Dilsaver advises newbies to start out in a kayak that’s not going to put any kind of strain on their budget – but not a piece of fiberglass trash.
“There are two ways to approach it,” he said. “If you are absolutely sure you’re going to enjoy kayak fishing, you’re probably wise to go ahead and look at an upper-level kayak. If you’re just exploring, you might be better served to find a good-quality, used boat. Don’t buy a $300 boat; get something with a little quality so you can see and decide whether you want to move up.”
When you’re hooked as surely as the fish you are targeting, then you can start considering something like the Hobie that Dilsaver runs in the ICW, coastal rivers and creeks and even out to artificial reefs off his Oak Island home.
“Do not get in a foot-propelled kayak unless you’re ready to buy one, because it will ruin you. You’re used to not being able to cast and paddle at the same time. With a foot-propelled kayak, you can – and you can even troll.
“The more I’m around the Hobie engineers, the more I think they’re the most-innovative group around.”
Another state-record fish confirmed
The N.C. Division of Marine Fisheries has certified the state’s first record pompano dolphinfish, and it may wind up being a world record, too.
Charles Noonan of Sumter, S.C., caught the 11-pound, 5.4-ounce fish around an abandoned raft about 42 miles off Ocean Isle Beach on June 8.
The DMF certified the record – the first ever for that species, which is a cousin of the Mahi-mahi, another colorful offshore battler that grows appreciably larger. A key difference is that pompano dolphinfish have compressed heads and dorsal fins that extend the entire length of their bodies – unlike Mahi-Mahi.
The existing all-tackle world record for pompano dolphinfish is an 8½-pound fish caught off the coast of Maryland in 2008.
Noonan’s fish was 30½ inches long and 17 ¼ inches in girth. He caught it trolling a dead ballyhoo bait while fishing with Salt Fever Guide Service out of Ocean Isle Beach.

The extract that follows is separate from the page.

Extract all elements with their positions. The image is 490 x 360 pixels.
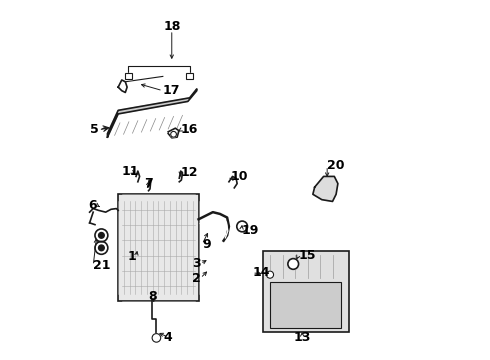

More NCDMF news. The agency finished disposing of 68 barge loads of material from the Herbert C. Bonner Bridge, which carries NC 12 over Oregon Inlet and was destroyed after being replaced by the Marc Basnight Bridge.

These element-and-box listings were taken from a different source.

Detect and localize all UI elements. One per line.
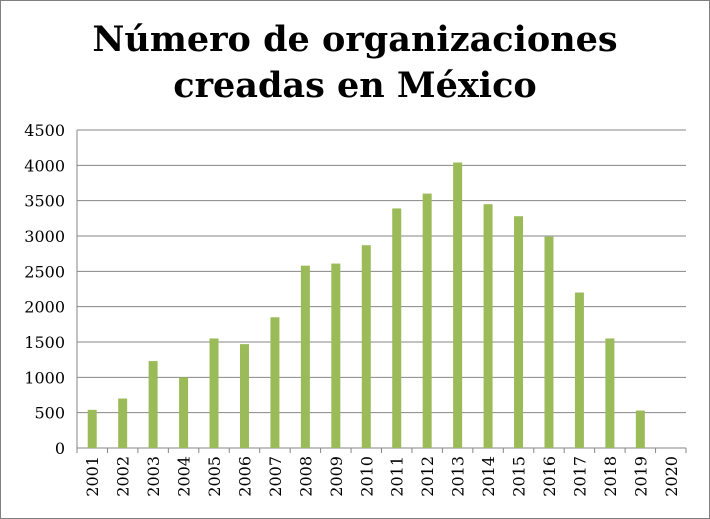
x-tick-label-2012: 2012 [418,456,437,497]
bar-2003 [148,361,158,448]
chart-title: Número de organizaciones creadas en Méxi… [1,17,709,109]
y-tick-label-2500: 2500 [24,262,65,281]
x-tick-label-2011: 2011 [388,456,407,497]
bar-2001 [87,409,97,448]
y-tick-label-1000: 1000 [24,368,65,387]
y-tick-label-500: 500 [34,404,65,423]
y-tick-label-3000: 3000 [24,227,65,246]
chart-title-line-2: creadas en México [173,65,537,106]
x-tick-label-2018: 2018 [601,456,620,497]
bar-2004 [179,377,189,448]
x-tick-label-2015: 2015 [510,456,529,497]
y-tick-label-0: 0 [55,439,65,458]
x-tick-label-2013: 2013 [449,456,468,497]
x-tick-label-2001: 2001 [83,456,102,497]
y-tick-label-4000: 4000 [24,156,65,175]
x-tick-label-2020: 2020 [662,456,681,497]
y-tick-label-4500: 4500 [24,121,65,140]
x-tick-label-2002: 2002 [114,456,133,497]
x-tick-label-2017: 2017 [570,456,589,497]
bar-2002 [118,398,128,448]
bar-2012 [422,193,432,448]
x-tick-label-2014: 2014 [479,456,498,497]
bar-2008 [300,265,310,448]
y-tick-label-2000: 2000 [24,298,65,317]
x-tick-label-2016: 2016 [540,456,559,497]
bar-2016 [544,236,554,448]
chart-title-line-1: Número de organizaciones [92,19,618,60]
x-tick-label-2006: 2006 [235,456,254,497]
x-tick-label-2004: 2004 [175,456,194,497]
x-tick-label-2019: 2019 [631,456,650,497]
bar-2009 [331,263,341,448]
x-tick-label-2009: 2009 [327,456,346,497]
y-tick-label-3500: 3500 [24,192,65,211]
x-tick-label-2008: 2008 [296,456,315,497]
y-tick-label-1500: 1500 [24,333,65,352]
bar-2017 [574,292,584,448]
x-tick-label-2005: 2005 [205,456,224,497]
bar-2018 [605,338,615,448]
bar-2014 [483,204,493,448]
x-tick-label-2007: 2007 [266,456,285,497]
bar-2006 [239,344,249,448]
bar-2013 [453,162,463,449]
bar-2015 [514,216,524,448]
bar-2007 [270,317,280,448]
bar-2005 [209,338,219,448]
bar-2011 [392,208,402,448]
bar-2010 [361,245,371,448]
x-tick-label-2010: 2010 [357,456,376,497]
x-tick-label-2003: 2003 [144,456,163,497]
bar-2019 [635,410,645,448]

The 80,000 pound of concrete went to augment a handful of artificial reefs: AR-130, AR-140, AR-145 and AR-160 off Oregon Inlet, AR-250 and AR-255 off Ocracoke Inlet, AR-3420 off Beaufort Inlet and AR-340 off Bogue Inlet.
The remnants of the Bonner Bridge was the largest amount of material associated with any artificial reef project in the history of the state’s artificial reef program.
Reefs off Holden Beach and Ocean Isle Beach received about 1,500 tons of recycled concrete pipe in a program funded by Coastal Recreational Fishing License sales. Most of the pipe was damaged during Hurricane Florence.
NCDMF has created 68 artificial reefs anywhere from just off the beach to 38 miles offshore. They serve as spawning and foraging habitat for many fish species.